I was on the SARSAT website today looking without success for formal beacon activation guidelines but did stumble across some information pertinent to beacon movement.
The SARSAT system sends regional centers one of several kinds of alerts when beacon activation is detected and continues to send them each above-horizon satellite pass until the incident is closed. Of interest:
- one message gives a satellite fix but states that the beacon ID information is not understood (for 406 Mhz). Even if they can't tell what or who you are the message is forwarded.
- the good position fix messages do tell the regional center if a satellite fixed the position or if the beacon supplied GPS data.

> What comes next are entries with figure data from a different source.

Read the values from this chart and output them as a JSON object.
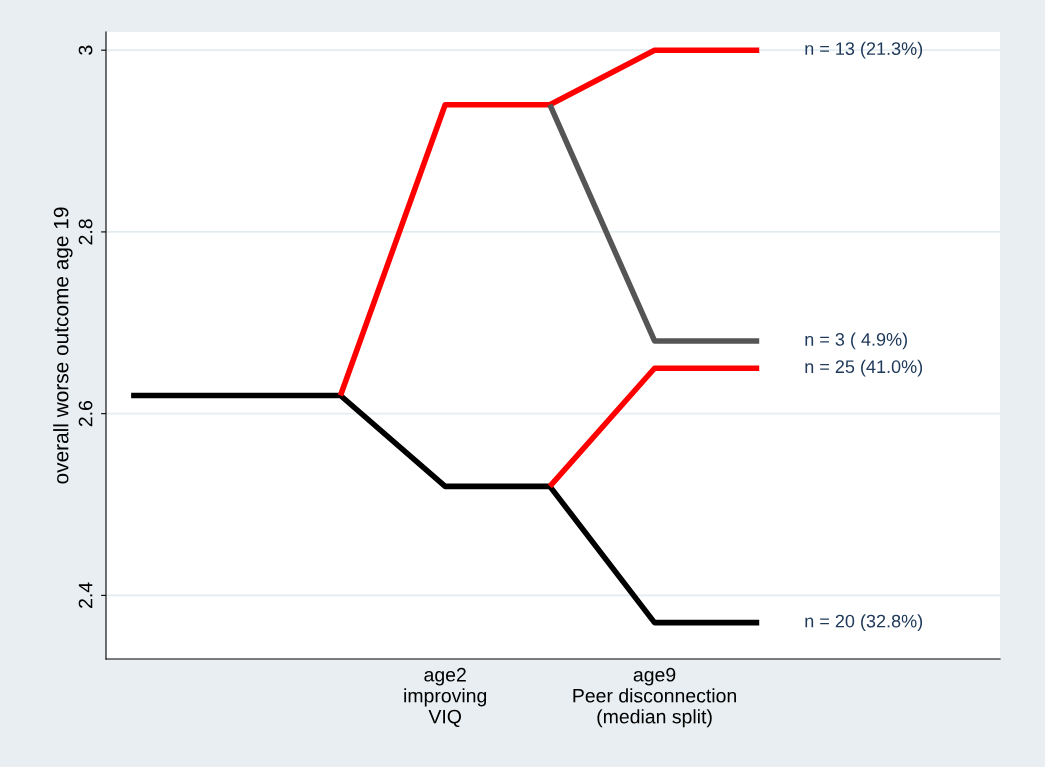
{
  "chart_data": {
    "type": "line",
    "ylabel": "overall worse outcome age 19",
    "categories": [
      null,
      null,
      null,
      "age2\nimproving\nVIQ",
      null,
      "age9\nPeer disconnection\n(median split)",
      null
    ],
    "series": [
      {
        "name": "n = 20 (32.8%)",
        "color": "#000000",
        "values": [
          2.62,
          2.62,
          2.62,
          2.52,
          2.52,
          2.37,
          2.37
        ]
      },
      {
        "name": "n = 13 (21.3%)",
        "color": "#ff0000",
        "values": [
          null,
          null,
          2.62,
          2.94,
          2.94,
          3.0,
          3.0
        ]
      },
      {
        "name": "n = 3 ( 4.9%)",
        "color": "#555555",
        "values": [
          null,
          null,
          null,
          null,
          2.94,
          2.68,
          2.68
        ]
      },
      {
        "name": "n = 25 (41.0%)",
        "color": "#ff0000",
        "values": [
          null,
          null,
          null,
          null,
          2.52,
          2.65,
          2.65
        ]
      }
    ],
    "ylim": [
      2.33,
      3.02
    ],
    "yticks": [
      2.4,
      2.6,
      2.8,
      3
    ],
    "grid": "y",
    "marker": "none",
    "line_style": "solid"
  }
}
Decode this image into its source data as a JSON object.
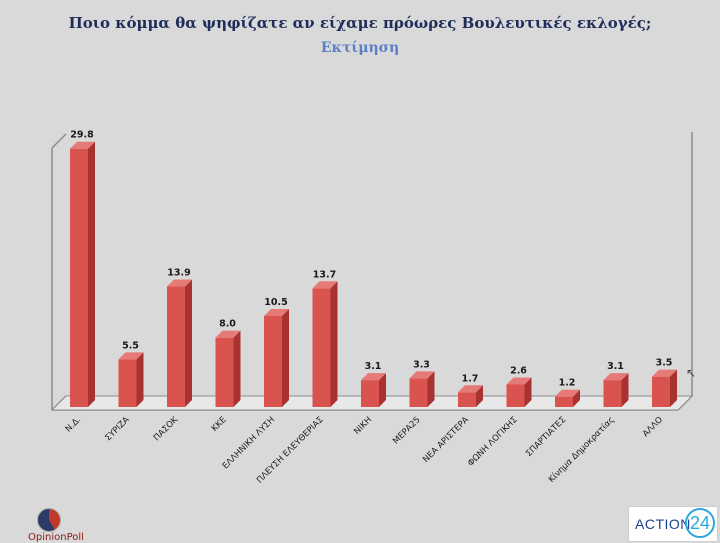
{
  "chart_data": {
    "type": "bar",
    "title": "Ποιο κόμμα θα ψηφίζατε αν είχαμε πρόωρες Βουλευτικές εκλογές;",
    "subtitle": "Εκτίμηση",
    "categories": [
      "Ν.Δ.",
      "ΣΥΡΙΖΑ",
      "ΠΑΣΟΚ",
      "ΚΚΕ",
      "ΕΛΛΗΝΙΚΗ ΛΥΣΗ",
      "ΠΛΕΥΣΗ ΕΛΕΥΘΕΡΙΑΣ",
      "ΝΙΚΗ",
      "ΜΕΡΑ25",
      "ΝΕΑ ΑΡΙΣΤΕΡΑ",
      "ΦΩΝΗ ΛΟΓΙΚΗΣ",
      "ΣΠΑΡΤΙΑΤΕΣ",
      "Κίνημα Δημοκρατίας",
      "ΑΛΛΟ"
    ],
    "values": [
      29.8,
      5.5,
      13.9,
      8.0,
      10.5,
      13.7,
      3.1,
      3.3,
      1.7,
      2.6,
      1.2,
      3.1,
      3.5
    ],
    "value_labels": [
      "29.8",
      "5.5",
      "13.9",
      "8.0",
      "10.5",
      "13.7",
      "3.1",
      "3.3",
      "1.7",
      "2.6",
      "1.2",
      "3.1",
      "3.5"
    ],
    "ylim": [
      0,
      30
    ],
    "grid": false,
    "bar_color": "#d9534f"
  },
  "logos": {
    "left_text": "OpinionPoll",
    "right_text": "ACTION",
    "right_number": "24"
  },
  "colors": {
    "background": "#d9d9d9",
    "title": "#1f2d5a",
    "subtitle": "#5b7fc9"
  }
}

- if a satellite passes over a site and a signal was expected but not received the system sends an expected / not received message which regional centers receive.
- any position fix that differs from any previous position fix by more than 30 miles is specially flagged. I'm not sure what clears this flag: it seemed that any good fix by satellite or GPS would clear this.
There's nothing at the national Control Center about “two exact same location fixes”. SARSAT isn't that accurate: I think they get the GPS info tenths of an minute resolution, a few hundred feet at best (this is why ARC didn't bother to get ResQFIX's GPS accuracy better – there appears to be no way to send additional resolution even if they have it).
A consideration is that in many cases the estimated position will “move” thousands of feet at first. If a satellite position fix is made right away it will be sent through the system as a satellite fix. But the GPS will take some time to get a fix – 15 or more minutes – since it's cold started, meaning that only some later satellite pass gets GPS data. Since GPS fixes are so much better than satellite fixes that next pass may be a lot better than, and move some distance from, the first fix. It's possible that a regional center might look at a first message and see that it's satellite fix but know that the beacon manufacturer/model has internal GPS, and wait for a second satellite pass to get the GPS fix before launching SAR.
But the Control Center is going to keep sending the regional center updates every satellite pass, and if a regional center keeps simply ignoring them, with reports having good position fixes, good UID uploads and no reports of false beacon activation ... that regional coordinator is probably looking for a new job if Senator Jones' stepson owned that beacon.
As for comments in earlier messages:
- 406 MHz beacons definitely aren't good enough to tell what part of the plane you're in, even with GPS. The beacon can't give that kind of precision to the satellite as far as I can tell, even if the beacon knows.
- The satellites do not ignore any signals. Even gabled 406 MHz signals are sent to the Control Center, and policy says even unknown 406 MHz signals are sent to the regional centers if there is a satellite fix. The signal does need to be repeated correctly for the satellites to lock onto it but if the beacon sends stable garbage it's not the satellite that ignores it.
- If a position fix is on water I assume the regional center – Coast Guard? – won't be shocked to see subsequent fixes drift. They've done this before.
- Turning off a PLB during an alert seems unwise. It probably looks like a false activation being deliberately cancelled.
- In a very cold environment where the rated PLB runtime is reduced I'd try to wait until dawn to activate it. My concern is that SAR might not start at night since the odds of success are low and that environment is dangerous for SAR crews too. By activating at dawn you should still have batteries running for direction finding by the time SAR gets to you. If you activate at dusk and SAR doesn't launch until dawn you may be nearly out of beacon battery by the time SAR reaches your area.
Incidentally, there is only one system for these beacons, from PLBs up to commercial airplanes and cruise ships. It even appears that in some cases beacos for Navy subs (!) are routed through the national Control Center. The beacon's uplink data does indicate what kind of beacon it is, and of course registration data is on file, but the system itself it not segmented based on user type. PLBs are the same as the big boys as far as the satellites are concerned.